Caché
quarta-feira, maio 10, 2006
Fazia tempo que não ia ao cinema. Como bem lembrou a Ana, desde Sobre Café e Cigarros, do Jim Jarmush. Pois nesta terça, rumamos ao Market Place aqui perto pra ver o que poderíamos fazer pra atualizar nossa precária cultura cinematográfica. Entre o pastiche de Alan Moore e o frenesi cientológico de Tom Cruise, ficamos com Caché, produção franco-austro-ítalo-alemão do diretor austríaco Michael Haneke, vencedora de alguns prêmios em Cannes (entre eles de um enigmático júri ecumênico, o q seria isso?). Na mosca! Como é bom ver cinema europeu. Nos dá uma boa desintoxicada do lixo hollywoodiano e televisivo que ruminamos dia-a-dia. Nada de corte abruptos, câmera frenética, música invasiva, atuações canastronas e roteiros mequetrefes que debocham da gente e embotam qualquer raciosímio mais elevado. Cada posicionamento ousado de câmera ou tenso diálogo entre Juliete Binoche e Daniel Auteuil, é um gozo de puro cinema, do qual eu, Ana e mais seis espectadores nos fartamos a valer.
Haneke faz uma ácida crítica à sociedade ocidental (não só européia, como muitos disseram por aí), conformista, egotrípica e ísta, narcisista a ponto de responder com violência extrema, sem um mínimo de reflexão, tudo que possa ameaçar nosso confortável status quo vazio e hipócrita. Nosso passado nos condena à ordem que engaiola o caos criador. Quem disse que a história acabou? O choque de civilizações continua lépido e fagueiro, sempre a nos esfregar na cara toda a intolerância que alimentamos nos jornais, TV, comentários inocentes e atitudes diárias. Estamos num beco sem saída, paranóicos, esperando apenas um sinal para expor toda nossa vileza em todo seu esplendor.

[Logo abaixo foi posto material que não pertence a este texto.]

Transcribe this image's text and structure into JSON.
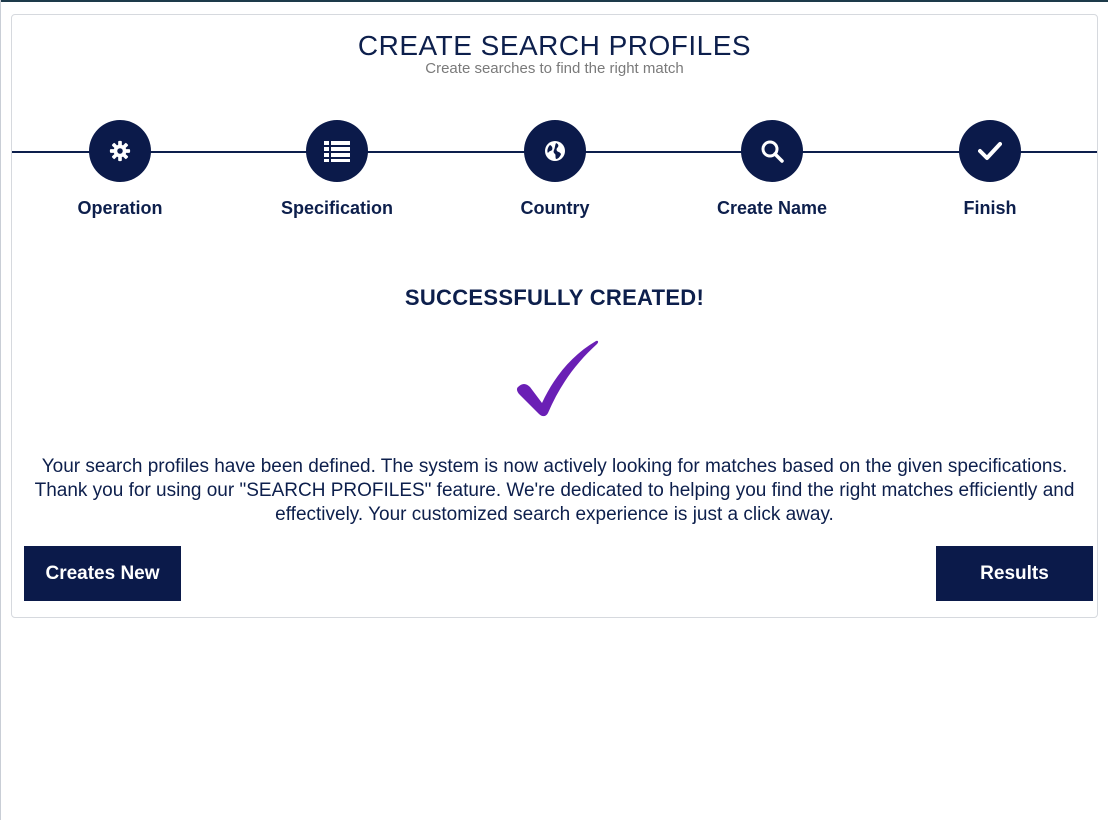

Fiquei alguns minutos estático, preso à cena final do filme que me remeteu diretamente ao choro do Martim quando saímos para o cinema. "Eu vou também, combinado? combinado? não vai pai, deixa eu ir também, eu vou..." implorava ele na porta de casa, seguro pela babá. A cena foi um espelho do que Haneke nos ofereceu horas depois, como réquiem de uma sociedade que joga seus problemas para debaixo do tapete enquanto o mundo não explode.
Que venha o caos pra pôr ordem nessa zorra toda.